"Sesungguhnya yang memakmurkan masjid Allah hanyalah orang-orang yang beriman kepada Allah dan hari kemudian, serta (tetap) melaksanakan sholat, menunaikan zakat, dan tidak takut (kepada apa pun) kecuali kepada Allah. Maka mudah-mudahan mereka termasuk orang-orang yang mendapat petunjuk." (QS. At-Taubah: 18).
Masjid sejak awal berdirinya dalam sejarah Islam bukan hanya sekadar tempat shalat, tetapi juga menjadi pusat dakwah, pendidikan, dan pemberdayaan umat. Seiring perkembangan zaman, fungsi masjid menghadapi tantangan baru yang menuntut pengelolaan lebih profesional, sistematis, dan berorientasi pada kemaslahatan umat.
Buku “Panduan Pengelolaan Masjid” karya Tim Penyusun PP. Persatuan Islam (PERSIS) yang diterbitkan oleh PersisPers, cetakan kedua Maret 2022, hadir sebagai jawaban atas kebutuhan itu. Lahir dari amanat Muktamar PERSIS 2015 di Jakarta, khususnya melalui Bidang Garapan (Bidgar) Komunikasi Dakwah dan Kemasjidan (KDK), buku ini dimaksudkan sebagai acuan manajemen masjid di lingkungan Jam’iyyah PERSIS, sekaligus pedoman teknis dalam pengangkatan Qayyimul Masjid dan Imam Masjid.
Keberadaan panduan ini semakin urgen mengingat fakta bahwa hampir di setiap Pimpinan Jamaah PERSIS terdapat masjid yang menjadi aset dakwah sangat potensial. Namun di sisi lain, persoalan terkait status, legalitas, hingga manajemen masjid masih sering muncul di lapangan. Tanpa panduan yang seragam, pengelolaan masjid cenderung berjalan parsial, bahkan berpotensi menimbulkan perbedaan standar antar jamaah.

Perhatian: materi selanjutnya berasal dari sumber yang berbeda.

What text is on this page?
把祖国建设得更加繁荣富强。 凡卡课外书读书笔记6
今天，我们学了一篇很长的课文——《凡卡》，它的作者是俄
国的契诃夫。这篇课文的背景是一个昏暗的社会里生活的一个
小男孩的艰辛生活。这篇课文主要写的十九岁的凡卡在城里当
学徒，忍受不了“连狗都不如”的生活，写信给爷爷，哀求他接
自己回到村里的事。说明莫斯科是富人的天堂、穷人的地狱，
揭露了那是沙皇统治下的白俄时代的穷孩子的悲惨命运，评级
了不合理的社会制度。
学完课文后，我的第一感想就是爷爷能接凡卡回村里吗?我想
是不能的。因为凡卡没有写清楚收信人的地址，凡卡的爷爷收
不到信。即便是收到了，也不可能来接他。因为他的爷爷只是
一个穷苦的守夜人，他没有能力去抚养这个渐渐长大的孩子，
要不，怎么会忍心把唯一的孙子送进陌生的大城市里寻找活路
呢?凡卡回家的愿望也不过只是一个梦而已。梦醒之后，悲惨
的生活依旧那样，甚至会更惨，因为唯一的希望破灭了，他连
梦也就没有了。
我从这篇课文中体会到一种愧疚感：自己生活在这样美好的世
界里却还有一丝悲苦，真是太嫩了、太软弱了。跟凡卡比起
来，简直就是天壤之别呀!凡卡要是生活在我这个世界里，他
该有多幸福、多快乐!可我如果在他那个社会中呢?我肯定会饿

Sebagai penulis artikel bedah buku ini, saya melihat panduan yang disusun PP PERSIS tidak hanya relevan untuk lingkungan internal Jam’iyyah, tetapi juga dapat menjadi rujukan bagi pengelolaan masjid secara umum.
Ada tiga hal menarik yang saya garis bawahi. Pertama, penggunaan istilah Qayyimul Masjid, yang menekankan peran aktif pengurus sebagai pembangun, pembina, dan pengembang masjid. Kedua, penguatan aspek kejam’iyyahan, di mana imam, khatib, dan muballigh harus memiliki keterikatan ideologis dengan PERSIS sehingga dakwah lebih terarah. Ketiga, prinsip inthiwa atau pengelolaan mandiri, yang tetap menjaga keterbukaan manfaat bagi umat secara inklusif.

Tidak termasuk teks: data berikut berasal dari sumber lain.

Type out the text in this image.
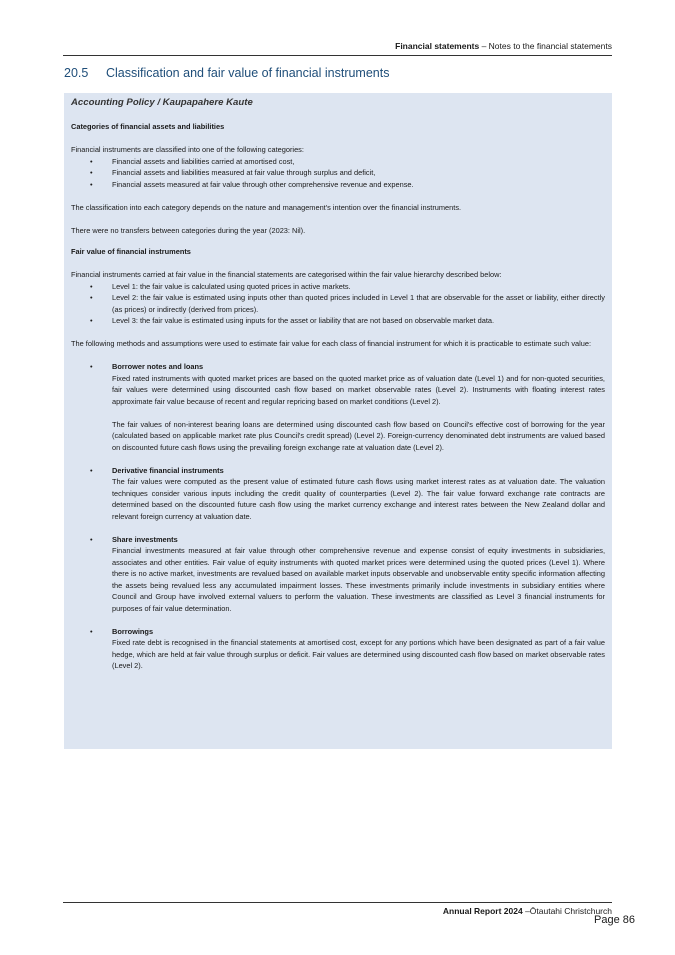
Financial statements – Notes to the financial statements
20.5 Classification and fair value of financial instruments
Accounting Policy / Kaupapahere Kaute
Categories of financial assets and liabilities

Financial instruments are classified into one of the following categories:

•	Financial assets and liabilities carried at amortised cost,
•	Financial assets and liabilities measured at fair value through surplus and deficit,
•	Financial assets measured at fair value through other comprehensive revenue and expense.

The classification into each category depends on the nature and management's intention over the financial instruments.

There were no transfers between categories during the year (2023: Nil).

Fair value of financial instruments

Financial instruments carried at fair value in the financial statements are categorised within the fair value hierarchy described below:

•	Level 1: the fair value is calculated using quoted prices in active markets.
•	Level 2: the fair value is estimated using inputs other than quoted prices included in Level 1 that are observable for the asset or liability, either directly (as prices) or indirectly (derived from prices).
•	Level 3: the fair value is estimated using inputs for the asset or liability that are not based on observable market data.

The following methods and assumptions were used to estimate fair value for each class of financial instrument for which it is practicable to estimate such value:

•	Borrower notes and loans

Fixed rated instruments with quoted market prices are based on the quoted market price as of valuation date (Level 1) and for non-quoted securities, fair values were determined using discounted cash flow based on market observable rates (Level 2). Instruments with floating interest rates approximate fair value because of recent and regular repricing based on market conditions (Level 2).

The fair values of non-interest bearing loans are determined using discounted cash flow based on Council's effective cost of borrowing for the year (calculated based on applicable market rate plus Council's credit spread) (Level 2). Foreign-currency denominated debt instruments are valued based on discounted future cash flows using the prevailing foreign exchange rate at valuation date (Level 2).

•	Derivative financial instruments

The fair values were computed as the present value of estimated future cash flows using market interest rates as at valuation date. The valuation techniques consider various inputs including the credit quality of counterparties (Level 2). The fair value forward exchange rate contracts are determined based on the discounted future cash flow using the market currency exchange and interest rates between the New Zealand dollar and relevant foreign currency at valuation date.

•	Share investments

Financial investments measured at fair value through other comprehensive revenue and expense consist of equity investments in subsidiaries, associates and other entities. Fair value of equity instruments with quoted market prices were determined using the quoted prices (Level 1). Where there is no active market, investments are revalued based on available market inputs observable and unobservable entity specific information affecting the assets being revalued less any accumulated impairment losses. These investments primarily include investments in subsidiary entities where Council and Group have involved external valuers to perform the valuation. These investments are classified as Level 3 financial instruments for purposes of fair value determination.

•	Borrowings

Fixed rate debt is recognised in the financial statements at amortised cost, except for any portions which have been designated as part of a fair value hedge, which are held at fair value through surplus or deficit. Fair values are determined using discounted cash flow based on market observable rates (Level 2).

Annual Report 2024 –Ōtautahi Christchurch
Page 86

Dengan demikian, buku ini bukan sekadar panduan administratif, melainkan strategi besar untuk menjadikan masjid benar-benar sebagai pusat peradaban umat Islam yang kokoh di tengah arus tantangan zaman.

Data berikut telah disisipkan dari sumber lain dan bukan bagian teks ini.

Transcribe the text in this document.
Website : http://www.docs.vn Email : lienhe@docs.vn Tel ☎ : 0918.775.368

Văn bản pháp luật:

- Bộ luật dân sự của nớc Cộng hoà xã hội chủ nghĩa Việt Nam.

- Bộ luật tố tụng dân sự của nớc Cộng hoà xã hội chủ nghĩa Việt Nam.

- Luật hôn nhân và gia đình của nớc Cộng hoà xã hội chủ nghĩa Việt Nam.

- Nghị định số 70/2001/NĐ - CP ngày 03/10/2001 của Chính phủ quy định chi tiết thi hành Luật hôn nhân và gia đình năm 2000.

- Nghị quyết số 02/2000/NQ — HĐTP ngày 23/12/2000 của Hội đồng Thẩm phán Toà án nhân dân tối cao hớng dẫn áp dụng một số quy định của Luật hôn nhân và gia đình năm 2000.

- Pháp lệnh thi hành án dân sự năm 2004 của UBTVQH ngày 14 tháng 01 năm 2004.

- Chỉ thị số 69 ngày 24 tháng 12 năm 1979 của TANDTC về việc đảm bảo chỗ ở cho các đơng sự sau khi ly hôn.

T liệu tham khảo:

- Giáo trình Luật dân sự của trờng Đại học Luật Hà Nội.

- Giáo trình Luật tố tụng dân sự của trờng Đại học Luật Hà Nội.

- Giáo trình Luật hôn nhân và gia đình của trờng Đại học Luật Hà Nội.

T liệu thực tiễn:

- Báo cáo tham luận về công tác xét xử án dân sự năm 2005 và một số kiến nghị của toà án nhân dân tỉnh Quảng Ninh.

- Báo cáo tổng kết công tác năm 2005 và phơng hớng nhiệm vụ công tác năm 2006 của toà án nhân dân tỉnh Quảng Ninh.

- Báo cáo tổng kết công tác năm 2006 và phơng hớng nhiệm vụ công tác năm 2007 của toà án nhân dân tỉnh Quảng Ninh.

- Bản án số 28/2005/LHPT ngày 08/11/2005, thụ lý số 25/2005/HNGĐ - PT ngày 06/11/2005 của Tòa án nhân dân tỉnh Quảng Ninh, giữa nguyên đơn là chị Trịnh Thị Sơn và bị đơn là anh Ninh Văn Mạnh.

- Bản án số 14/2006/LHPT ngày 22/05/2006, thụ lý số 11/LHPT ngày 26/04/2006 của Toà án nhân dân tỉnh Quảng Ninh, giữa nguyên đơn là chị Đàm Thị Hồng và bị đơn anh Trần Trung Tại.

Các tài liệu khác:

Masjid bukan hanya tempat ibadah, tetapi juga pusat pendidikan, sosial, dan pemberdayaan umat. Jam’iyyah Persatuan Islam (PERSIS) memiliki panduan khusus dalam mengelola masjid agar tetap fungsional sesuai tuntunan Al-Qur’an dan Sunnah. Berikut ringkasan hasil bedah buku panduan pengelolaan Masjid PERSIS.
Masjid PERSIS dan Masjid Binaan
Masjid PERSIS adalah masjid wakaf resmi yang dikelola langsung oleh struktur PERSIS, mulai dari Pimpinan Jamaah hingga Pimpinan Pusat. Masjid Binaan adalah masjid yang mendapat pembinaan dari PERSIS, baik secara kelembagaan maupun melalui jamaahnya.
Pilar Pengelolaan Masjid
Pengelolaan masjid di PERSIS dikenal dengan tiga aspek utama: **Idarah (kelembagaan), Imarah (kemakmuran), dan Ri’ayah (pemeliharaan).
1. Idarah (Kelembagaan)
Idarah menekankan pentingnya kepengurusan yang tertib dan profesional.
Tasykil (struktur pengurus): Ketua, sekretaris, bendahara, hingga bidang-bidang sesuai kebutuhan. Masa jabatan dibatasi 3–5 tahun agar ada regenerasi. Legalitas masjid: Tanah dan bangunan harus jelas status hukumnya, disahkan masyarakat dan pemerintah, serta diresmikan secara resmi. Administrasi: Semua kegiatan, keuangan, hingga arsip harus dicatat rapi sebagai bentuk kontrol, dokumentasi, dan evaluasi.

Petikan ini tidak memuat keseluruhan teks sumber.